Studies suggest raising the price of alcoholic beverages can decrease alcohol consumption. That theory could soon be tested in New Mexico and Oregon, where lawmakers have introduced measures to increase beverage alcohol taxes. 

This is a conversation that’s likely to continue in 2023, even as more states make alcohol more accessible by allowing the sale of cocktails to go.

Greater choice for cocktails to go

Since COVID-19 first hit the U.S., at least 28 states relaxed their laws to allow restaurants and bars to sell alcohol for takeout or delivery. 

States that have made these policies permanent include Alabama, Alaska, Arizona, Arkansas, Delaware, Florida, Georgia, Iowa, Kansas, Kentucky, Missouri, Montana, Nebraska, Ohio, Oklahoma, Oregon, Rhode Island, Texas, West Virginia, Wisconsin, and the District of Columbia.

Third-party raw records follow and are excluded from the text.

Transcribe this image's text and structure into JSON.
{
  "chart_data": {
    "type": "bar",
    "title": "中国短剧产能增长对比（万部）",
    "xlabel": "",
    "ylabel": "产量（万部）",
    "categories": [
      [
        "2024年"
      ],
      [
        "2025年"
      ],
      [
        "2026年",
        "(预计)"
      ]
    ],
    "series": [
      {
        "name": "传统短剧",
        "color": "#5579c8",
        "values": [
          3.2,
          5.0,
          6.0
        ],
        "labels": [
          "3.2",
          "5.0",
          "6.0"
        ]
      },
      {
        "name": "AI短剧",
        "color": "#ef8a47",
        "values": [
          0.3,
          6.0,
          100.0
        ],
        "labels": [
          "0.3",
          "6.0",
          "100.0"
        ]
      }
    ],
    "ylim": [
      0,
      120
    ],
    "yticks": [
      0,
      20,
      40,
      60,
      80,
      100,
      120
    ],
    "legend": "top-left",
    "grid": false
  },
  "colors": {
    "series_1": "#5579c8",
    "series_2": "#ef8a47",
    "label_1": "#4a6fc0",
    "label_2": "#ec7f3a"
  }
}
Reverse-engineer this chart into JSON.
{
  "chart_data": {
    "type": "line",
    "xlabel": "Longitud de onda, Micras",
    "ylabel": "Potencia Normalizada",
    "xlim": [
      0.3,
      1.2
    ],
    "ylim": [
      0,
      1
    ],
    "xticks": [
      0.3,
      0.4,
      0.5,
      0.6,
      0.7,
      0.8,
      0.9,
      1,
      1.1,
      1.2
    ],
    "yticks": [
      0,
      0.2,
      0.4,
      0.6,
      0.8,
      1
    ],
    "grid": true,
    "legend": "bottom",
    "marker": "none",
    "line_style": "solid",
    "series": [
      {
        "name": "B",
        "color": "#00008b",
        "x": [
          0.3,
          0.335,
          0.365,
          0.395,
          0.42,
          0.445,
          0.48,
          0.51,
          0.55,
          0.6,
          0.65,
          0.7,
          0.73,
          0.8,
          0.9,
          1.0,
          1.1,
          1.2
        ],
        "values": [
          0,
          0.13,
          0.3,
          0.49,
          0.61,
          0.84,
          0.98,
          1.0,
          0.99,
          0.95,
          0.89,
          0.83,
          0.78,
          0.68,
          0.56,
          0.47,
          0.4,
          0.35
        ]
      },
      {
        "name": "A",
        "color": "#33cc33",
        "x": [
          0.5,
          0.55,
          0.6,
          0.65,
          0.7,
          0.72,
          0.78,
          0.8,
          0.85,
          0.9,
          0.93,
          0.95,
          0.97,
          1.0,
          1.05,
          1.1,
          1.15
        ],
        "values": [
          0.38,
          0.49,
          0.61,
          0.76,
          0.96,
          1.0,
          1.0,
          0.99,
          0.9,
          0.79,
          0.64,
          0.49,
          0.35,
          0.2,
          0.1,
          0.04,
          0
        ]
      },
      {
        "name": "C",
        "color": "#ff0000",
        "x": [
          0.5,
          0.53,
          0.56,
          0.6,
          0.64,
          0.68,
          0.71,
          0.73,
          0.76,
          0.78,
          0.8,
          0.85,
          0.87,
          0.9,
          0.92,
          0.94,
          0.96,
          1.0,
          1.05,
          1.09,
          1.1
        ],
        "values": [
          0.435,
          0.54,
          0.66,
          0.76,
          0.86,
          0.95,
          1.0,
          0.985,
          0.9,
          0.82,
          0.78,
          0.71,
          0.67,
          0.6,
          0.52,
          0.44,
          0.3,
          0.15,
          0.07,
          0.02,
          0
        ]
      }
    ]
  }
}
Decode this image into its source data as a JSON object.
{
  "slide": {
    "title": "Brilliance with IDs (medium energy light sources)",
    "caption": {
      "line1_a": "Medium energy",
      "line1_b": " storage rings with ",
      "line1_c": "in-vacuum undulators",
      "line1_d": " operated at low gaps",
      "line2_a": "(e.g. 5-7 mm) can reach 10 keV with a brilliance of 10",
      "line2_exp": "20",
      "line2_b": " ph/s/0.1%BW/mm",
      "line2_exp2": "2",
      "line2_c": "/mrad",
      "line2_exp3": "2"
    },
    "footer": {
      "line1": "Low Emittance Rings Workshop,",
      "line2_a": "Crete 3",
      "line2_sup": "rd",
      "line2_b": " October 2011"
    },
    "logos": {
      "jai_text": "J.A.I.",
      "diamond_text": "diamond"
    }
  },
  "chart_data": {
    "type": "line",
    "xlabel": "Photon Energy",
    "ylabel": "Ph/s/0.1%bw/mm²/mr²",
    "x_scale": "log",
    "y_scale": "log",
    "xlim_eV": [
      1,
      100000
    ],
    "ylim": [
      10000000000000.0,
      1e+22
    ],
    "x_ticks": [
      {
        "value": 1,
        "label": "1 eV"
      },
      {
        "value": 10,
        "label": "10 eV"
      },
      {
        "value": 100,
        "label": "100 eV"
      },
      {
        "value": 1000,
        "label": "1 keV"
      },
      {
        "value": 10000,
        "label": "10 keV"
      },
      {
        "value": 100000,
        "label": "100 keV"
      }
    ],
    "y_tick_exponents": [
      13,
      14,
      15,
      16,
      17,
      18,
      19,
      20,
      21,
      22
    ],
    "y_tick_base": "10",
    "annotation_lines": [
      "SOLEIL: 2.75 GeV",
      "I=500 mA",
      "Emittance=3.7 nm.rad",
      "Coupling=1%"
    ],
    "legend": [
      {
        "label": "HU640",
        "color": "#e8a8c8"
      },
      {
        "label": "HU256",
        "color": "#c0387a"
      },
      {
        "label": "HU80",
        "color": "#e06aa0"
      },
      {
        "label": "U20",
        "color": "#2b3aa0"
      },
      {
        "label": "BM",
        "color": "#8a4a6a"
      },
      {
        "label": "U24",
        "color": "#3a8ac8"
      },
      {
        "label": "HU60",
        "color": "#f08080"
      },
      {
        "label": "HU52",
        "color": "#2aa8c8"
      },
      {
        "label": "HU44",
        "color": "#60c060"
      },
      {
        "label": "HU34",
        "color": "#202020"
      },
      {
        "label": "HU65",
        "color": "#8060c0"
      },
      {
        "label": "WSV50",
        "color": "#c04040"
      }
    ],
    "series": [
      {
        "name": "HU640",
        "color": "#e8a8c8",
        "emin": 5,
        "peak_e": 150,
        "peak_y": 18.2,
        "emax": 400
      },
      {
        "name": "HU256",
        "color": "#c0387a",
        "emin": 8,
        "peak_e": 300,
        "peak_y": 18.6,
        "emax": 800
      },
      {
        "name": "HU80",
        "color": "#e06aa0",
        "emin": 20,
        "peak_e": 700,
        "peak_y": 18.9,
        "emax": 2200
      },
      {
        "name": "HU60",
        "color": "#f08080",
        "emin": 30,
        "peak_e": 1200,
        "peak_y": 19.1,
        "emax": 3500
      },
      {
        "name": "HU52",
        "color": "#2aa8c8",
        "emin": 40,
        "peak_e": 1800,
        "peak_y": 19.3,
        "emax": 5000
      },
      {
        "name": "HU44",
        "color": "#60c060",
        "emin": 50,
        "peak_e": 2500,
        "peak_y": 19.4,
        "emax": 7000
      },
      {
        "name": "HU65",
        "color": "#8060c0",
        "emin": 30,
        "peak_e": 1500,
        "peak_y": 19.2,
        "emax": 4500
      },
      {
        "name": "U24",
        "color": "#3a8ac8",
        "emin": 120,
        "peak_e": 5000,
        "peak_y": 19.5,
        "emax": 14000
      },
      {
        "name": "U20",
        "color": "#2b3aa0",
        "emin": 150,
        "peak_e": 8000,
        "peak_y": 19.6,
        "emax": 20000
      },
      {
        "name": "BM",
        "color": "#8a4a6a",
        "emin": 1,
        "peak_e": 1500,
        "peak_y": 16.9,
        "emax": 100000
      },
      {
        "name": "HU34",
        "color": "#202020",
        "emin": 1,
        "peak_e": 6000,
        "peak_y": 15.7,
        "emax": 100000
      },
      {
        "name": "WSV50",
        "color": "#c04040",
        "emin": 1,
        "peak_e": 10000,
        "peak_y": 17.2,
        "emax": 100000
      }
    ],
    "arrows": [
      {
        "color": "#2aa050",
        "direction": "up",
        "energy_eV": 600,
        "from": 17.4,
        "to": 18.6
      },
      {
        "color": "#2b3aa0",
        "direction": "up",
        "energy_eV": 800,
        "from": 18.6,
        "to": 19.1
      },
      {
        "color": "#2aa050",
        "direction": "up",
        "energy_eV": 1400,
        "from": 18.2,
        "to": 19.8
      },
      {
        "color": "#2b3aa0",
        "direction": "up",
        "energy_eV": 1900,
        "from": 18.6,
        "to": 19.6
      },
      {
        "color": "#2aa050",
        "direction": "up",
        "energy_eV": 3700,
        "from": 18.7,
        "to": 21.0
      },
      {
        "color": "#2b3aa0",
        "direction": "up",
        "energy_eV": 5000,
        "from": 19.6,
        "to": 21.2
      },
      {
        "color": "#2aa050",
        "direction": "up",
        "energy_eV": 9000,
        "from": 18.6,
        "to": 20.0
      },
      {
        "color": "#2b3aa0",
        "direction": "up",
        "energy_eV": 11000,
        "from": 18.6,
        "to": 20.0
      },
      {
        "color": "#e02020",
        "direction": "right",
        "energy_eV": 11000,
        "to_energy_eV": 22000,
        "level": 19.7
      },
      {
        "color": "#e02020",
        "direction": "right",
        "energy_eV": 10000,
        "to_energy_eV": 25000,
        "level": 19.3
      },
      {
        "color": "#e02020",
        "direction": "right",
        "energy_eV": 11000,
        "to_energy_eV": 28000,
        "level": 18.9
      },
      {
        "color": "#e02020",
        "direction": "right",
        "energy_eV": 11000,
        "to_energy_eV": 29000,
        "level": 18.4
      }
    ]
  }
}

States with temporary cocktail-to-go provisions include (with expiration dates):

Alcohol delivery will likely continue to come under review in 2023. It brings up a lot of issues, including who’s responsible for age verification and collecting and remitting applicable taxes — especially if delivery marketplaces are involved.

More low- and no-alcohol options

If it’s getting easier to enjoy cocktails and other alcoholic beverages at home, it’s also getting easier to find low-alcohol and no-alcohol options. All sorts of brands are entering the space with low- and no-alcohol versions of established products or net-new options. In fact, the no- and low-alcohol beverage alcohol market is expected to grow by 8% between 2021 and 2025 in 10 global markets. 

The main barriers to increased consumption today are lack of availability, lack of choice, and price. As more products hit the market, states will likely clarify regulations governing the classification of low-alcohol products.